On Sunday Pope Francis and Ecumenical Patriarch Bartholomew will join one another in their pilgrimage to Jerusalem. Fifty years after the historical meeting of Ecumenical Patriarch Athenagoras and Pope Paul VI, this new meeting aims to do more than commemorate the past. Both leaders wish to provide fresh impetus to the journey toward unity between the Catholic Church and the Orthodox churches by offering up the symbol of a joint pilgrimage to the city of peace.
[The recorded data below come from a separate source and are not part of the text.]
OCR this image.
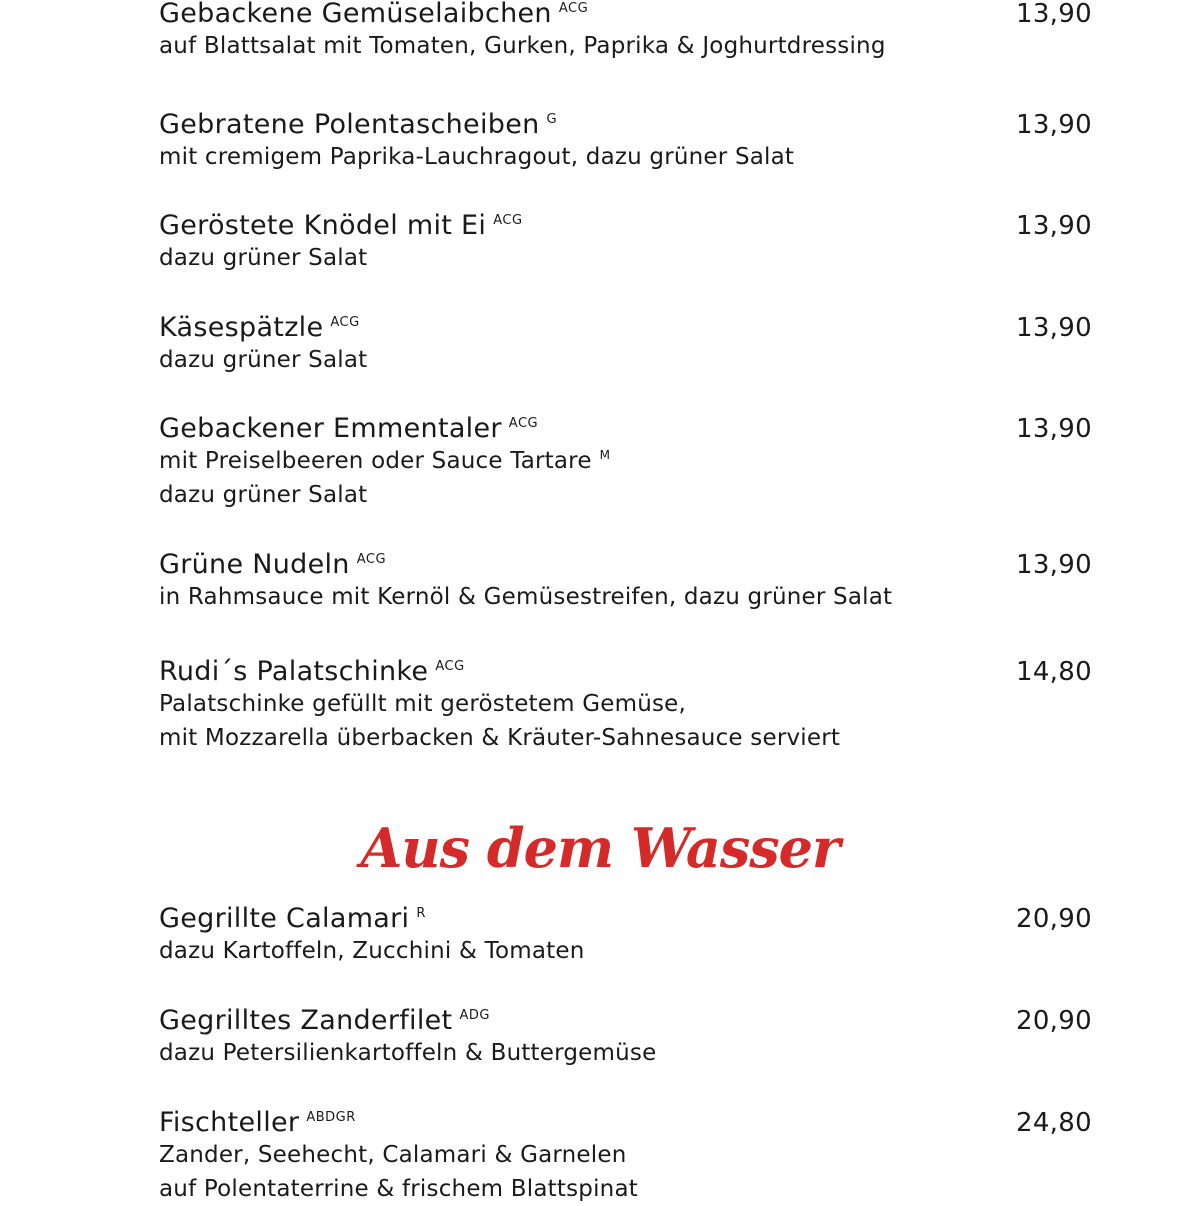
Aus dem Wasser
Gebackene Gemüselaibchen $^{ACG}$
auf Blattsalat mit Tomaten, Gurken, Paprika & Joghurtdressing
13,90
Gebratene Polentascheiben $^G$
mit cremigem Paprika-Lauchragout, dazu grüner Salat
13,90
Geröstete Knödel mit Ei $^{ACG}$
dazu grüner Salat
13,90
Käsespätzle $^{ACG}$
dazu grüner Salat
13,90
Gebackener Emmentaler $^{ACG}$
mit Preiselbeeren oder Sauce Tartare $^M$
dazu grüner Salat
13,90
Grüne Nudeln $^{ACG}$
in Rahmsauce mit Kernöl & Gemüsestreifen, dazu grüner Salat
13,90
Rudi´s Palatschinke $^{ACG}$
Palatschinke gefüllt mit geröstetem Gemüse,
mit Mozzarella überbacken & Kräuter-Sahnesauce serviert
14,80
Gegrillte Calamari $^R$
dazu Kartoffeln, Zucchini & Tomaten
20,90
Gegrilltes Zanderfilet $^{ADG}$
dazu Petersilienkartoffeln & Buttergemüse
20,90
Fischteller $^{ABDGR}$
Zander, Seehecht, Calamari & Garnelen
auf Polentaterrine & frischem Blattspinat
24,80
As anyone in ecumenical conversations knows, without these symbolic gestures theological discussions never get off the ground. Like nudging a domino at the right moment, they can stimulate a process that moves beyond the outer court of ecclesiastical politics into the inner chambers where the wounds inflicted on the body can be bandaged.
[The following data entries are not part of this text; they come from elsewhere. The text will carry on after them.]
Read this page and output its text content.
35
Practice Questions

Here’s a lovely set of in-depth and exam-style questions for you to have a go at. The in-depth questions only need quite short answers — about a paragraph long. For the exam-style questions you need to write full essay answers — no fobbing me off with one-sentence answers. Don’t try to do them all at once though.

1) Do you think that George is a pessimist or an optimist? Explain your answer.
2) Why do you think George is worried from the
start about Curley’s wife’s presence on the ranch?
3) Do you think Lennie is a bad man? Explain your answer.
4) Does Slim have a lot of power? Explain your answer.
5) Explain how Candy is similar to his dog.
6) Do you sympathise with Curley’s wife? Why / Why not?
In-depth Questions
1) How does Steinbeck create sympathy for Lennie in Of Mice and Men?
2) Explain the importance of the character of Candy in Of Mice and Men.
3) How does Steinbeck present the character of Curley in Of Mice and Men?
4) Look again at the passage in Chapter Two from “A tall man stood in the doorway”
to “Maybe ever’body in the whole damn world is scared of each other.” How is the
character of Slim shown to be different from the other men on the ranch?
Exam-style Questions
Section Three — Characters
The road ahead is no easy one for either leader. As the “first” among the patriarchs who oversee the fourteen self-governing (autocephalous) churches that comprise Eastern Orthodoxy, Bartholomew must lead by consultation and counsel. In a speech given at an Orthodox conference in Toronto, Fr. John Chryssavgis outlined Bartholomew’s ecumenical vision.
On more than one occasion, Chryssavgis emphasized that Bartholomew has no aspirations to jurisdictional control over Orthodoxy. In other words, despite rumors to the contrary, he has no desire to be an Orthodox pope. These rumors attest to the difficult balance between exercising spiritual authority and abstaining from efforts to coerce or impose decisions on others. As Chryssavgis states:
Unlike the pope of Rome he does not claim any power of jurisdiction. The patriarch can’t impose decisions on other Orthodox churches. He does not command; he does not coerce; he does not interfere, at least uninvited in the internal affairs of other churches. He may propose, but he does not compel. He convenes. . . but always by consulting with the other Orthodox churches.”
The key clause is “at least uninvited.” The central task of the Ecumenical Patriarchate is to lead the family of Orthodox churches and this leadership can look like forms of interference, especially over matters that seem to concern other patriarchates. Two recurring problems are Orthodoxy outside Orthodox lands and tensions between different parts of one of the self-governing churches. In connection with the first, Bartholomew’s efforts to help with the problem of Orthodoxy in North America has prompted many of the charges of some pretense to a universal episcopacy.
When one adds the role of mediation that the Ecumenical Patriarch must play over situations like the desire of the Ukranian Orthodox to be self-governing instead of remaining under the control of the Moscow Patriarchate, the question of interference looms large. But, as Chryssavgis points out, there is no emperor to call a pan-Orthodox council any more, which means that the burden of those decisions falls to the Ecumenical Patriarch. The historical circumstances of the Orthodox churches requires a greater role for the Patriarch.
A second problem Chryssavgis noted was a “nationalism that becomes idolatry.” While he noted that this could take a Greek, American, or Russian form, it is the Russian form that is most pressing at the moment. Under the Moscow Patriarchate, the Russian Orthodox Church is the largest among the Orthodox churches, and it has become quite active on the world stage.
For his part, Pope Francis has to find a way to balance his push for greater local control through synods with the jurisdictional authority of the papacy. It will be interesting to see how this unfolds in light of Pope Francis’ favorite image of the church as the people of God. The interview Pope Francis gave to Antonio Spadaro, S.J. revealed much about his own thinking. The movement into synodality represents his desire to engage in consultation as the way to make decisions. It is to think with the church by trying to move with the people of God in and through local structures. Thus the pope seems to want to slowly move power away from the dicasteries or departments that assist the curia and toward the local level. The signs are that his will be a de-centralizing papacy, and yet these moves can only go so far without altering the current nature of Petrine authority.
The Ravenna Document of 2007 points a fruitful way forward by staking out the common ground. Reflecting the ecclesiology of John Zizioulas, there is an acknowledgment that primacy must exist at the local, regional, and universal levels. Both Catholics and Orthodox are willing to grant primacy to the bishop of Rome at the universal level, but the outstanding issues concern exactly what that means. If Pope Francis continues to move toward synodality, he may yet point the way toward a primacy of love that consults the body and thinks with the church in living communion.
The challenges, however, are great, and therefore we must live in hope. To my mind, this is exactly why the symbolic actions of pilgrimages and other joint actions remain necessary. They become a concrete embodiment of the hope that one day we may all journey together again.